Examples of al Qaeda's continued activity inside Iran abound. In February 2004, noted Spanish terrorism judge Baltasar Garzon told El Periodico that al Qaeda's "board of managers" were active inside Iran but were more involved in coordinating operations than in issuing orders. In July 2004, Agence France-Presse quoted a French counterterrorism official as saying that al Qaeda leaders had "controlled freedom of movement" inside Iran, while the Los Angeles Times of August 1, 2004, quoted a top French law enforcement official as saying, "The Iranians play a double game. . . . They have arrested important Al Qaeda people, but they have permitted other important Al Qaeda people to operate."
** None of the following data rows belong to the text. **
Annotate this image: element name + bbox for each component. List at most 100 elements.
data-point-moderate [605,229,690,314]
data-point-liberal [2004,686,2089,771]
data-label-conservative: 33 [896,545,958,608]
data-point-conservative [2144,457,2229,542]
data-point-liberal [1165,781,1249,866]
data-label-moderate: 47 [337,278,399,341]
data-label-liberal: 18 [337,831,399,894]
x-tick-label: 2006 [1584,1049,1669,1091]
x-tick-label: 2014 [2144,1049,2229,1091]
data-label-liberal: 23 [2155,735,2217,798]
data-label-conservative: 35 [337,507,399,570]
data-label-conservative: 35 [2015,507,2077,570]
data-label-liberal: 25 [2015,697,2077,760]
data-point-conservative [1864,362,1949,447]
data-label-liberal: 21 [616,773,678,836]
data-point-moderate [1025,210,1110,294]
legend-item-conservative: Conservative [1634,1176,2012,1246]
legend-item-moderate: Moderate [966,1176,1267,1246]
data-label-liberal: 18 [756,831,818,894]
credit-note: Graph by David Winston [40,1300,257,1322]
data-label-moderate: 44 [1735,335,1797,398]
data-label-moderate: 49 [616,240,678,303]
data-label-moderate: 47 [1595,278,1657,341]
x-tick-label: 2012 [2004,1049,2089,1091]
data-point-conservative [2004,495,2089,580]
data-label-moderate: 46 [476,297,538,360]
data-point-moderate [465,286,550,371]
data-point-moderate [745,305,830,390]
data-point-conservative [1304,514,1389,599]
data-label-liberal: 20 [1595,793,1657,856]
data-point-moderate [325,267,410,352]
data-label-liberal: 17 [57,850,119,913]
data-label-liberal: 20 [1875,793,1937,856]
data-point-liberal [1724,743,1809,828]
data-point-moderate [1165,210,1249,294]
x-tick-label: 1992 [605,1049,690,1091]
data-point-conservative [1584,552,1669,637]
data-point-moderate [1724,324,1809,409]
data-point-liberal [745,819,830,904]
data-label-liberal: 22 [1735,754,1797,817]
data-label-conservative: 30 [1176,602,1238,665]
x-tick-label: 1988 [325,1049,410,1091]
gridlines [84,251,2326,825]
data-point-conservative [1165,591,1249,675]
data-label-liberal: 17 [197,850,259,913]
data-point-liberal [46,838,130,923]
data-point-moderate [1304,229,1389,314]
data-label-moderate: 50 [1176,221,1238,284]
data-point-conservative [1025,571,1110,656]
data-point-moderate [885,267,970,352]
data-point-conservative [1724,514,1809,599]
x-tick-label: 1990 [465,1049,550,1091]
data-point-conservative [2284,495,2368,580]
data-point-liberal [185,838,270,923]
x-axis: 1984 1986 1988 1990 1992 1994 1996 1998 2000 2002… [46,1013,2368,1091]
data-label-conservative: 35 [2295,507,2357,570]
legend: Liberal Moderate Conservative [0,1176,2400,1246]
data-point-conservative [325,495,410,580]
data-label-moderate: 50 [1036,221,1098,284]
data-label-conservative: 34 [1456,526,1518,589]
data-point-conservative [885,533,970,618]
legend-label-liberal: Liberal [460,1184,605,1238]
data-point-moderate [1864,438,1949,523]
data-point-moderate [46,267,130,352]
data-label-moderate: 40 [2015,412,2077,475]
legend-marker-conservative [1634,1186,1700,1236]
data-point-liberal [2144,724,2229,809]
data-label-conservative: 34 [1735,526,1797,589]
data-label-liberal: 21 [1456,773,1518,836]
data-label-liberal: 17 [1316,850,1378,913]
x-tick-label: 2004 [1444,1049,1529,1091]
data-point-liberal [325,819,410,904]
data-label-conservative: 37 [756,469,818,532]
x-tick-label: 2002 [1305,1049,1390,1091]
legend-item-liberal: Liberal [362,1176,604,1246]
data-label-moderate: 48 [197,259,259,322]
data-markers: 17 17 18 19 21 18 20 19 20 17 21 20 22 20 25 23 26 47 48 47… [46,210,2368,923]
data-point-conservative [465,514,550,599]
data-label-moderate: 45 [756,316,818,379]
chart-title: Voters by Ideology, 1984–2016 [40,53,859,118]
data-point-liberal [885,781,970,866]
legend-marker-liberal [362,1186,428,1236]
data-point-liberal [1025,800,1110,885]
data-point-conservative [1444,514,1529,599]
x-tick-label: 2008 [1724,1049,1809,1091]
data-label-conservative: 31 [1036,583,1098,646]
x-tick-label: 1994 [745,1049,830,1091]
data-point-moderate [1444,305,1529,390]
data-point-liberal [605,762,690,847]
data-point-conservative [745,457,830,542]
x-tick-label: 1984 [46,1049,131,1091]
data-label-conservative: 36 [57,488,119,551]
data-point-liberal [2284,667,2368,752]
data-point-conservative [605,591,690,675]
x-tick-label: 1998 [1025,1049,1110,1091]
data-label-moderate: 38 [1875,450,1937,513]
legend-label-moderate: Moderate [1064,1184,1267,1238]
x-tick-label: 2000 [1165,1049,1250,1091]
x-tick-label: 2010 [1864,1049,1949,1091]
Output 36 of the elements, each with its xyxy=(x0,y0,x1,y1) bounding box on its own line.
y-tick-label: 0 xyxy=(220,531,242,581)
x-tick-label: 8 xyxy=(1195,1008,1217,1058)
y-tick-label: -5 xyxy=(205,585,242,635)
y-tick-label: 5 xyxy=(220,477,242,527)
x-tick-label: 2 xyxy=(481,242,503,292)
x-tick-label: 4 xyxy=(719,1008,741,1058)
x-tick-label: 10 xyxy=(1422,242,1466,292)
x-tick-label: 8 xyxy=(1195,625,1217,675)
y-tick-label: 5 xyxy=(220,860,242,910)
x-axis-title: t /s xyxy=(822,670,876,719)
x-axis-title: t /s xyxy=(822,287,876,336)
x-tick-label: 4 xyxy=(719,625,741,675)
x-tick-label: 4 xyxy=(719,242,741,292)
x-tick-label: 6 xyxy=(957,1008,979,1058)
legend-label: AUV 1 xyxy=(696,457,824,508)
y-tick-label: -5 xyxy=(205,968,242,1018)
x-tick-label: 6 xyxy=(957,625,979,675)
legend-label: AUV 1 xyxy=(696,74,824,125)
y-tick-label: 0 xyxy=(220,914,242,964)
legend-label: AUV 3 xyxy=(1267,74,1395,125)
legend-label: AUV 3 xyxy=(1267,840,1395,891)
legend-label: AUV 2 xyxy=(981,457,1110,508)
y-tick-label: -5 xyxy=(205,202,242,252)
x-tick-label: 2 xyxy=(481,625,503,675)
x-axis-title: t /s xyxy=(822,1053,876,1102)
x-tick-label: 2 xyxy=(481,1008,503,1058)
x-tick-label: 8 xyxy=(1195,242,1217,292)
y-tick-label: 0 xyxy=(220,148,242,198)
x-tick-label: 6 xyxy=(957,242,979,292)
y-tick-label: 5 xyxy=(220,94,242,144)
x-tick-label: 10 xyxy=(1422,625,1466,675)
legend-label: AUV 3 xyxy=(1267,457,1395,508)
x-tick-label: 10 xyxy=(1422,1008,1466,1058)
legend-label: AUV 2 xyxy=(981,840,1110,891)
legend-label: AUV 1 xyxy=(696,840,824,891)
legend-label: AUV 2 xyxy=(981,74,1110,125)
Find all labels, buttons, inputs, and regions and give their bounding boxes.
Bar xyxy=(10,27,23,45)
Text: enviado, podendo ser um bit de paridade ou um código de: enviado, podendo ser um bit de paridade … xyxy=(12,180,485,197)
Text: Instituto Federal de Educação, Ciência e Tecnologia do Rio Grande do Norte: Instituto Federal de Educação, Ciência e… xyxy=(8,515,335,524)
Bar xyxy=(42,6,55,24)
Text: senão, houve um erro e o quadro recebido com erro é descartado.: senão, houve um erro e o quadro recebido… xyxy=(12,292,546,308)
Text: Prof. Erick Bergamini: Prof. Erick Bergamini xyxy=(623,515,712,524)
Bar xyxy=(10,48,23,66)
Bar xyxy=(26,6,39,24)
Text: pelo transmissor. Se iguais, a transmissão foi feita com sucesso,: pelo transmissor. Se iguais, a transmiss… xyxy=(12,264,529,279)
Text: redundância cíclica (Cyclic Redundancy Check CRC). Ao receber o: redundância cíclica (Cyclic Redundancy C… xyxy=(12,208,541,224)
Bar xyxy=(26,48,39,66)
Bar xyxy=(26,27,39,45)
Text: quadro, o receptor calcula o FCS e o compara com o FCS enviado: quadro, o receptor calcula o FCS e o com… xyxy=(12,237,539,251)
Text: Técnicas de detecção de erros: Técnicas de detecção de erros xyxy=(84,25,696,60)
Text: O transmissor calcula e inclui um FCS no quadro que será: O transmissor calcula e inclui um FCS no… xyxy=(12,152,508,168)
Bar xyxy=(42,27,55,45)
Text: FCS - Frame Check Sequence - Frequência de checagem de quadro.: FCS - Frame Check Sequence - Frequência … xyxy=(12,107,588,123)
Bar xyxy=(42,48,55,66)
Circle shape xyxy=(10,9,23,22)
This view is supported by the German magazine Cicero, which in October 2005 quoted a high-ranking intelligence officer as saying of the Iran-based al Qaeda leaders, "This is not prison or house arrest. . . . They are free to do as they please." Cicero had earlier that year reported on al Qaeda-in-Iraq leader Abu Musab al Zarqawi, quoting extensively from German Federal Office of Criminal Investigation documents that collated data from German, American, French, and Israeli intelligence sources. These documents, some of which were classified, listed Zarqawi's activities, passports, phone numbers, benefactors, and the mosques used or controlled by his followers in Germany. In addition to confirming much of the evidence presented by Colin Powell to the United Nations Security Council on the activities of Zarqawi's network in Europe, the documents state point-blank that Iran "provided al Zarqawi with logistical support on the part of the state."

In sum, the publicly available evidence suggests that Undersecretary Burns was well within his rights to speak as he did last November of Iranian support for al Qaeda. The problem has received too little attention, considering the need to prevent the al Qaeda leadership from reconstituting itself if another major attack is to be prevented.

Dan Darling is a counterterrorism consultant for the Manhattan Institute's Center for Policing Terrorism.